Is this repo really legacy, there is still a use case?
Hey @dblock, thanks for all you've done here.
According to Slack (https://api.slack.com/changelog/2021-10-rtm-start-to-stop), the rtm.connect method will still be supported past September 2022?
Indeed if I set that method of connecting as default to a new 'classic' bot, slack-ruby-bot seems to work really well.
The scope of this repo and framework fits my needs better as I don' t need a standalone webserver and a separate db, I can just add it to my existing Rails app (which is intentional as I'm trying to integrate its data with Slack), avoiding a lot of complexity & duplication. So, are we calling time on this repo too early?

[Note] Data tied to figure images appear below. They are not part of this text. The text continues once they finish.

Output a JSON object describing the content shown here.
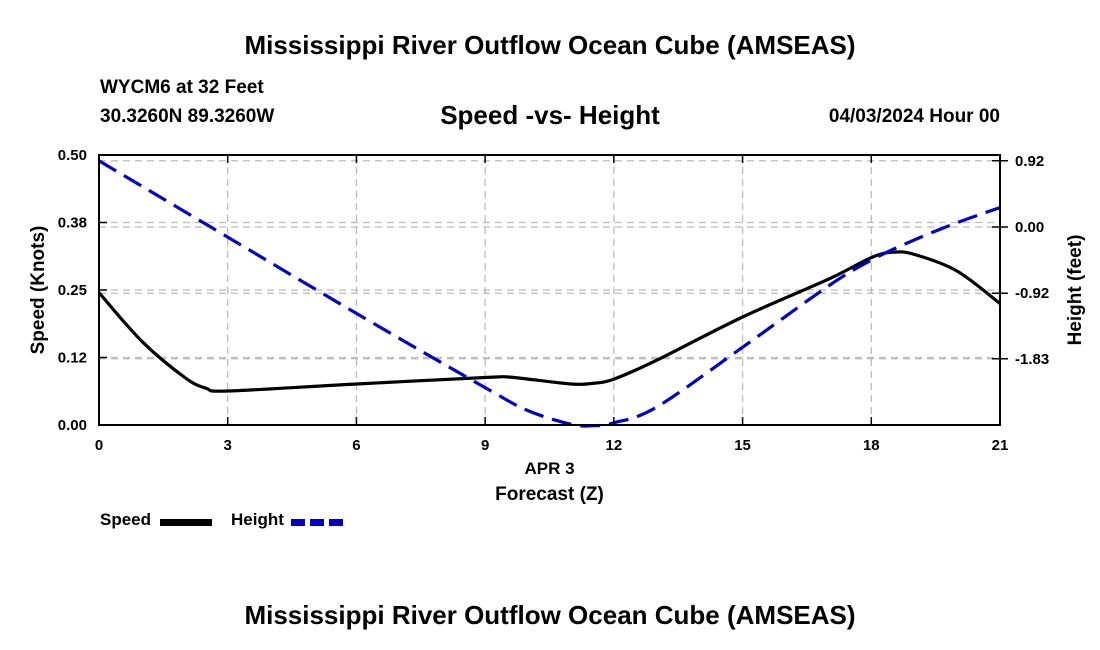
{
  "header": {
    "title": "Mississippi River Outflow Ocean Cube (AMSEAS)",
    "station": "WYCM6 at 32 Feet",
    "location": "30.3260N  89.3260W",
    "date": "04/03/2024 Hour 00"
  },
  "footer": {
    "title": "Mississippi River Outflow Ocean Cube (AMSEAS)"
  },
  "colors": {
    "speed": "#000000",
    "height": "#0000cc",
    "grid": "#bbbbbb"
  },
  "chart_data": {
    "type": "line",
    "title": "Speed -vs- Height",
    "xlabel": "Forecast (Z)",
    "xlabel_date": "APR 3",
    "ylabel": "Speed (Knots)",
    "y2label": "Height (feet)",
    "xlim": [
      0,
      21
    ],
    "ylim": [
      0,
      0.5
    ],
    "y2lim": [
      -2.75,
      1.0
    ],
    "x_ticks": [
      0,
      3,
      6,
      9,
      12,
      15,
      18,
      21
    ],
    "x_tick_labels": [
      "0",
      "3",
      "6",
      "9",
      "12",
      "15",
      "18",
      "21"
    ],
    "y_ticks": [
      0,
      0.125,
      0.25,
      0.375,
      0.5
    ],
    "y_tick_labels": [
      "0.00",
      "0.12",
      "0.25",
      "0.38",
      "0.50"
    ],
    "y2_ticks": [
      0.92,
      0.0,
      -0.92,
      -1.83
    ],
    "y2_tick_labels": [
      "0.92",
      "0.00",
      "-0.92",
      "-1.83"
    ],
    "grid": true,
    "series": [
      {
        "name": "Speed",
        "axis": "left",
        "style": "solid",
        "x": [
          0,
          1,
          2,
          2.5,
          3,
          6,
          9,
          9.5,
          10,
          11,
          11.5,
          12,
          13,
          15,
          17,
          18,
          18.5,
          19,
          20,
          21
        ],
        "values": [
          0.245,
          0.155,
          0.088,
          0.068,
          0.063,
          0.076,
          0.088,
          0.089,
          0.085,
          0.076,
          0.077,
          0.085,
          0.12,
          0.2,
          0.27,
          0.31,
          0.32,
          0.316,
          0.285,
          0.225
        ]
      },
      {
        "name": "Height",
        "axis": "right",
        "style": "dashed",
        "x": [
          0,
          3,
          6,
          9,
          10,
          11,
          11.5,
          12,
          13,
          15,
          17,
          18,
          19,
          20,
          21
        ],
        "values": [
          0.92,
          -0.14,
          -1.2,
          -2.23,
          -2.55,
          -2.74,
          -2.76,
          -2.72,
          -2.5,
          -1.67,
          -0.82,
          -0.46,
          -0.18,
          0.06,
          0.27
        ]
      }
    ]
  }
}
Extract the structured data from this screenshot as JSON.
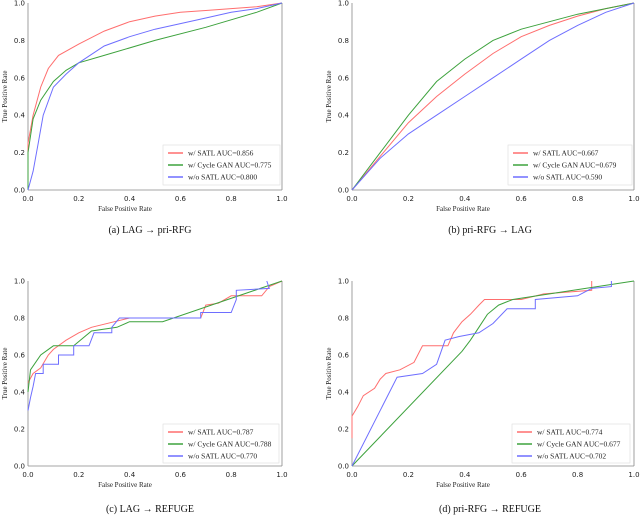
{
  "chart_data": [
    {
      "type": "line",
      "caption": "(a) LAG → pri-RFG",
      "xlabel": "False Positive Rate",
      "ylabel": "True Positive Rate",
      "xlim": [
        0,
        1
      ],
      "ylim": [
        0,
        1
      ],
      "xticks": [
        "0.0",
        "0.2",
        "0.4",
        "0.6",
        "0.8",
        "1.0"
      ],
      "yticks": [
        "0.0",
        "0.2",
        "0.4",
        "0.6",
        "0.8",
        "1.0"
      ],
      "grid": false,
      "legend_position": "lower-right",
      "series": [
        {
          "name": "w/ SATL AUC=0.856",
          "color": "#ff6e6e",
          "x": [
            0,
            0,
            0.02,
            0.05,
            0.08,
            0.12,
            0.2,
            0.3,
            0.4,
            0.5,
            0.6,
            0.7,
            0.8,
            0.9,
            1
          ],
          "y": [
            0,
            0.25,
            0.4,
            0.55,
            0.65,
            0.72,
            0.78,
            0.85,
            0.9,
            0.93,
            0.95,
            0.96,
            0.97,
            0.98,
            1
          ]
        },
        {
          "name": "w/ Cycle GAN AUC=0.775",
          "color": "#3da23d",
          "x": [
            0,
            0,
            0.02,
            0.05,
            0.1,
            0.15,
            0.2,
            0.3,
            0.5,
            0.7,
            0.9,
            1
          ],
          "y": [
            0,
            0.2,
            0.38,
            0.48,
            0.58,
            0.64,
            0.68,
            0.72,
            0.8,
            0.87,
            0.95,
            1
          ]
        },
        {
          "name": "w/o SATL AUC=0.800",
          "color": "#6e6eff",
          "x": [
            0,
            0.02,
            0.04,
            0.06,
            0.1,
            0.15,
            0.2,
            0.3,
            0.4,
            0.5,
            0.6,
            0.7,
            0.8,
            0.9,
            1
          ],
          "y": [
            0,
            0.1,
            0.25,
            0.4,
            0.55,
            0.62,
            0.68,
            0.77,
            0.82,
            0.86,
            0.89,
            0.92,
            0.95,
            0.97,
            1
          ]
        }
      ]
    },
    {
      "type": "line",
      "caption": "(b) pri-RFG → LAG",
      "xlabel": "False Positive Rate",
      "ylabel": "True Positive Rate",
      "xlim": [
        0,
        1
      ],
      "ylim": [
        0,
        1
      ],
      "xticks": [
        "0.0",
        "0.2",
        "0.4",
        "0.6",
        "0.8",
        "1.0"
      ],
      "yticks": [
        "0.0",
        "0.2",
        "0.4",
        "0.6",
        "0.8",
        "1.0"
      ],
      "grid": false,
      "legend_position": "lower-right",
      "series": [
        {
          "name": "w/ SATL AUC=0.667",
          "color": "#ff6e6e",
          "x": [
            0,
            0.1,
            0.2,
            0.3,
            0.4,
            0.5,
            0.6,
            0.7,
            0.8,
            0.9,
            1
          ],
          "y": [
            0,
            0.18,
            0.36,
            0.5,
            0.62,
            0.73,
            0.82,
            0.88,
            0.93,
            0.97,
            1
          ]
        },
        {
          "name": "w/ Cycle GAN AUC=0.679",
          "color": "#3da23d",
          "x": [
            0,
            0.1,
            0.2,
            0.3,
            0.4,
            0.5,
            0.6,
            0.7,
            0.8,
            0.9,
            1
          ],
          "y": [
            0,
            0.2,
            0.4,
            0.58,
            0.7,
            0.8,
            0.86,
            0.9,
            0.94,
            0.97,
            1
          ]
        },
        {
          "name": "w/o SATL AUC=0.590",
          "color": "#6e6eff",
          "x": [
            0,
            0.1,
            0.2,
            0.3,
            0.4,
            0.5,
            0.6,
            0.7,
            0.8,
            0.9,
            1
          ],
          "y": [
            0,
            0.17,
            0.3,
            0.4,
            0.5,
            0.6,
            0.7,
            0.8,
            0.88,
            0.95,
            1
          ]
        }
      ]
    },
    {
      "type": "line",
      "caption": "(c) LAG → REFUGE",
      "xlabel": "False Positive Rate",
      "ylabel": "True Positive Rate",
      "xlim": [
        0,
        1
      ],
      "ylim": [
        0,
        1
      ],
      "xticks": [
        "0.0",
        "0.2",
        "0.4",
        "0.6",
        "0.8",
        "1.0"
      ],
      "yticks": [
        "0.0",
        "0.2",
        "0.4",
        "0.6",
        "0.8",
        "1.0"
      ],
      "grid": false,
      "legend_position": "lower-right",
      "series": [
        {
          "name": "w/ SATL AUC=0.787",
          "color": "#ff6e6e",
          "x": [
            0,
            0.02,
            0.05,
            0.08,
            0.1,
            0.15,
            0.2,
            0.25,
            0.4,
            0.68,
            0.7,
            0.75,
            0.8,
            0.92,
            0.95,
            1
          ],
          "y": [
            0.45,
            0.5,
            0.53,
            0.6,
            0.63,
            0.68,
            0.72,
            0.75,
            0.8,
            0.8,
            0.87,
            0.88,
            0.92,
            0.92,
            0.97,
            1
          ]
        },
        {
          "name": "w/ Cycle GAN AUC=0.788",
          "color": "#3da23d",
          "x": [
            0,
            0.01,
            0.05,
            0.1,
            0.18,
            0.25,
            0.35,
            0.4,
            0.53,
            1
          ],
          "y": [
            0.4,
            0.52,
            0.6,
            0.65,
            0.65,
            0.73,
            0.75,
            0.78,
            0.78,
            1
          ]
        },
        {
          "name": "w/o SATL AUC=0.770",
          "color": "#6e6eff",
          "x": [
            0,
            0.01,
            0.02,
            0.03,
            0.06,
            0.06,
            0.12,
            0.12,
            0.18,
            0.18,
            0.24,
            0.26,
            0.33,
            0.33,
            0.36,
            0.68,
            0.68,
            0.8,
            0.82,
            0.82,
            0.95,
            0.94
          ],
          "y": [
            0.3,
            0.37,
            0.43,
            0.5,
            0.5,
            0.55,
            0.55,
            0.6,
            0.6,
            0.65,
            0.65,
            0.72,
            0.72,
            0.75,
            0.8,
            0.8,
            0.83,
            0.83,
            0.9,
            0.95,
            0.96,
            1
          ]
        }
      ]
    },
    {
      "type": "line",
      "caption": "(d) pri-RFG → REFUGE",
      "xlabel": "False Positive Rate",
      "ylabel": "True Positive Rate",
      "xlim": [
        0,
        1
      ],
      "ylim": [
        0,
        1
      ],
      "xticks": [
        "0.0",
        "0.2",
        "0.4",
        "0.6",
        "0.8",
        "1.0"
      ],
      "yticks": [
        "0.0",
        "0.2",
        "0.4",
        "0.6",
        "0.8",
        "1.0"
      ],
      "grid": false,
      "legend_position": "lower-right",
      "series": [
        {
          "name": "w/ SATL AUC=0.774",
          "color": "#ff6e6e",
          "x": [
            0,
            0,
            0.02,
            0.04,
            0.08,
            0.1,
            0.12,
            0.17,
            0.22,
            0.25,
            0.34,
            0.36,
            0.39,
            0.42,
            0.45,
            0.47,
            0.6,
            0.68,
            0.85,
            0.85
          ],
          "y": [
            0.15,
            0.27,
            0.32,
            0.38,
            0.42,
            0.47,
            0.5,
            0.52,
            0.56,
            0.65,
            0.65,
            0.72,
            0.78,
            0.82,
            0.87,
            0.9,
            0.9,
            0.93,
            0.95,
            1
          ]
        },
        {
          "name": "w/ Cycle GAN AUC=0.677",
          "color": "#3da23d",
          "x": [
            0,
            0.39,
            0.42,
            0.45,
            0.48,
            0.52,
            0.57,
            1
          ],
          "y": [
            0,
            0.62,
            0.68,
            0.75,
            0.82,
            0.87,
            0.9,
            1
          ]
        },
        {
          "name": "w/o SATL AUC=0.702",
          "color": "#6e6eff",
          "x": [
            0,
            0.16,
            0.25,
            0.3,
            0.33,
            0.38,
            0.45,
            0.5,
            0.55,
            0.65,
            0.65,
            0.8,
            0.85,
            0.92,
            0.92
          ],
          "y": [
            0,
            0.48,
            0.5,
            0.55,
            0.68,
            0.7,
            0.72,
            0.77,
            0.85,
            0.85,
            0.9,
            0.92,
            0.96,
            0.97,
            1
          ]
        }
      ]
    }
  ]
}
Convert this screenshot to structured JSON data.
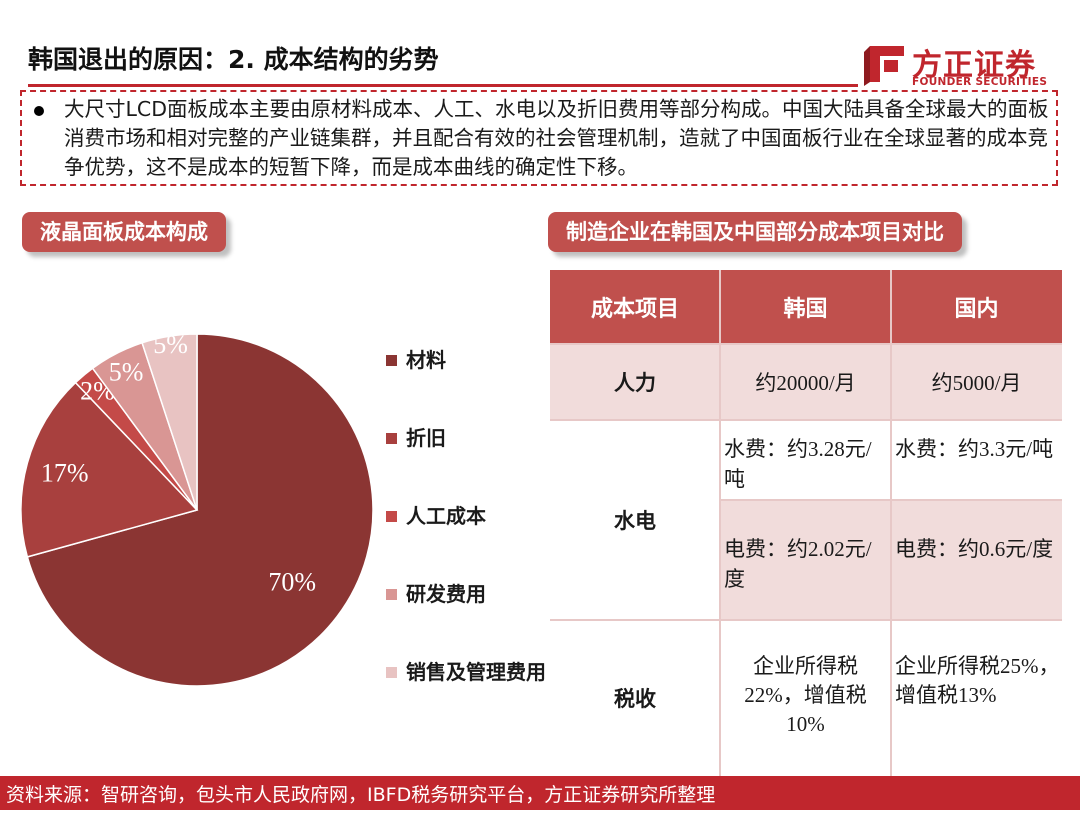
{
  "header": {
    "title": "韩国退出的原因：2. 成本结构的劣势",
    "logo_cn": "方正证券",
    "logo_en": "FOUNDER SECURITIES"
  },
  "summary": {
    "text": "大尺寸LCD面板成本主要由原材料成本、人工、水电以及折旧费用等部分构成。中国大陆具备全球最大的面板消费市场和相对完整的产业链集群，并且配合有效的社会管理机制，造就了中国面板行业在全球显著的成本竞争优势，这不是成本的短暂下降，而是成本曲线的确定性下移。"
  },
  "left_section": {
    "title": "液晶面板成本构成"
  },
  "right_section": {
    "title": "制造企业在韩国及中国部分成本项目对比"
  },
  "chart_data": {
    "type": "pie",
    "categories": [
      "材料",
      "折旧",
      "人工成本",
      "研发费用",
      "销售及管理费用"
    ],
    "values": [
      70,
      17,
      2,
      5,
      5
    ],
    "labels": [
      "70%",
      "17%",
      "2%",
      "5%",
      "5%"
    ],
    "colors": [
      "#8b3533",
      "#a8403e",
      "#c44a48",
      "#d99694",
      "#e8c3c2"
    ],
    "legend": "right"
  },
  "table": {
    "headers": [
      "成本项目",
      "韩国",
      "国内"
    ],
    "labor": {
      "label": "人力",
      "korea": "约20000/月",
      "china": "约5000/月"
    },
    "utility": {
      "label": "水电",
      "water_korea": "水费：约3.28元/吨",
      "water_china": "水费：约3.3元/吨",
      "power_korea": "电费：约2.02元/度",
      "power_china": "电费：约0.6元/度"
    },
    "tax": {
      "label": "税收",
      "korea": "企业所得税22%，增值税10%",
      "china": "企业所得税25%，增值税13%"
    }
  },
  "footer": {
    "source": "资料来源：智研咨询，包头市人民政府网，IBFD税务研究平台，方正证券研究所整理"
  }
}
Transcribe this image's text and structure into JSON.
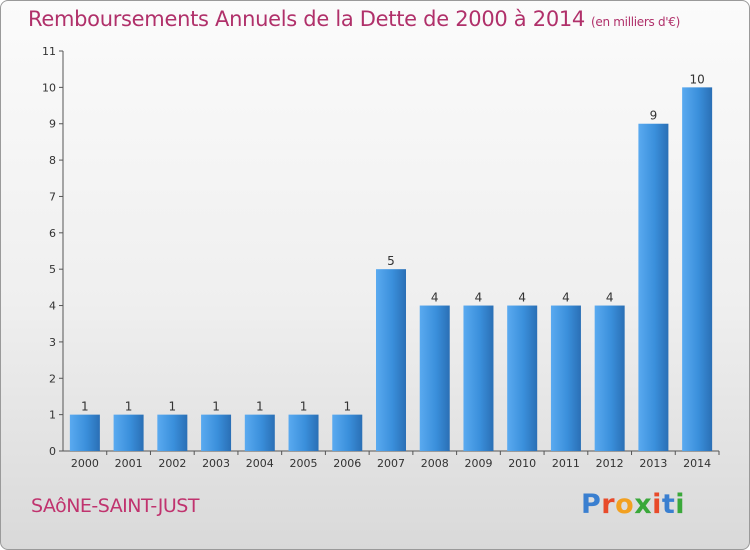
{
  "header": {
    "title": "Remboursements Annuels de la Dette de 2000 à 2014",
    "unit": "(en milliers d'€)"
  },
  "footer": {
    "commune": "SAôNE-SAINT-JUST",
    "logo_letters": [
      {
        "char": "P",
        "color": "#3a7fd0"
      },
      {
        "char": "r",
        "color": "#e84a2a"
      },
      {
        "char": "o",
        "color": "#f2a020"
      },
      {
        "char": "x",
        "color": "#3aa83a"
      },
      {
        "char": "i",
        "color": "#e84a2a"
      },
      {
        "char": "t",
        "color": "#3a7fd0"
      },
      {
        "char": "i",
        "color": "#3aa83a"
      }
    ]
  },
  "chart_data": {
    "type": "bar",
    "title": "Remboursements Annuels de la Dette de 2000 à 2014",
    "subtitle": "(en milliers d'€)",
    "categories": [
      "2000",
      "2001",
      "2002",
      "2003",
      "2004",
      "2005",
      "2006",
      "2007",
      "2008",
      "2009",
      "2010",
      "2011",
      "2012",
      "2013",
      "2014"
    ],
    "values": [
      1,
      1,
      1,
      1,
      1,
      1,
      1,
      5,
      4,
      4,
      4,
      4,
      4,
      9,
      10
    ],
    "ylim": [
      0,
      11
    ],
    "yticks": [
      0,
      1,
      2,
      3,
      4,
      5,
      6,
      7,
      8,
      9,
      10,
      11
    ],
    "xlabel": "",
    "ylabel": "",
    "grid": false,
    "legend": "none",
    "bar_color": "#3a8fdb",
    "bar_color_dark": "#2a6fb5"
  }
}
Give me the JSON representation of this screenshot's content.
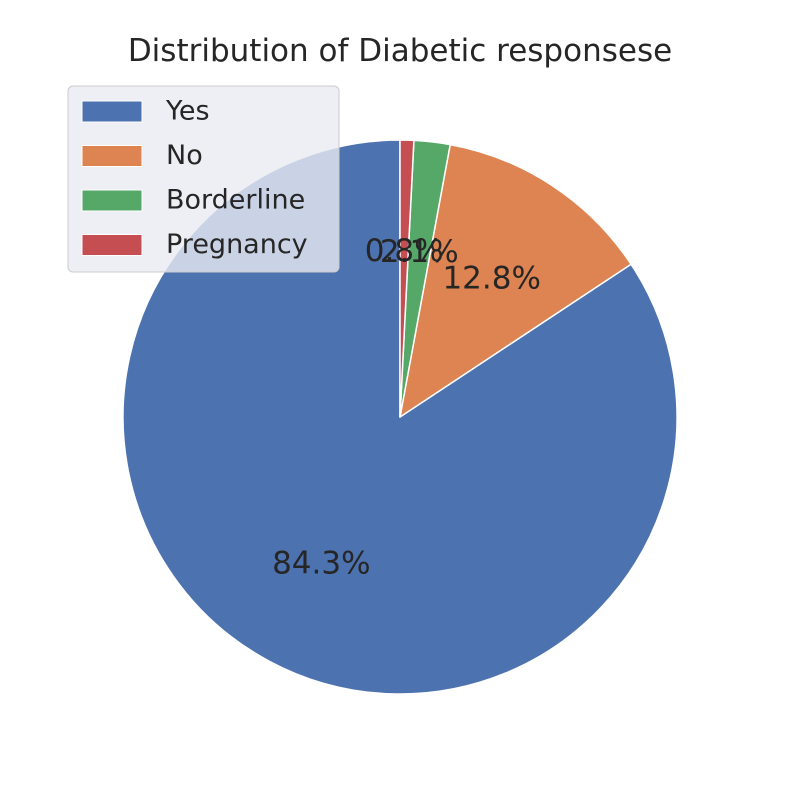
{
  "chart_data": {
    "type": "pie",
    "title": "Distribution of Diabetic responsese",
    "categories": [
      "Yes",
      "No",
      "Borderline",
      "Pregnancy"
    ],
    "values": [
      84.3,
      12.8,
      2.1,
      0.8
    ],
    "percent_labels": [
      "84.3%",
      "12.8%",
      "2.1%",
      "0.8%"
    ],
    "colors": [
      "#4c72b0",
      "#dd8452",
      "#55a868",
      "#c44e52"
    ],
    "start_angle_deg": 90,
    "direction": "counterclockwise",
    "legend": {
      "placement": "upper-left",
      "entries": [
        "Yes",
        "No",
        "Borderline",
        "Pregnancy"
      ]
    }
  }
}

Might it make sense to build a back-end-less bot framework on the newer api methods?
Apologies, I'm new to the Slack space and your repos, I'm probably missing some nuances and issues with that approach.
IMO anything on a deprecation path should not be used for anything new. I think something more specific to Rails and that is compatible with https://github.com/slack-ruby/slack-ruby-bot-server-events might make more sense?
What does that optimally look like? What's the most efficient way to get there?
- a cut down https://github.com/slack-ruby/slack-ruby-bot-server? (we need a version without the unnecessary DB and web server?)
- a PR to this repo to remove the legacy parts and migrate to the new API as appropriate?
- a new repo entirely?
- something else?
What does that optimally look like? What's the most efficient way to get there?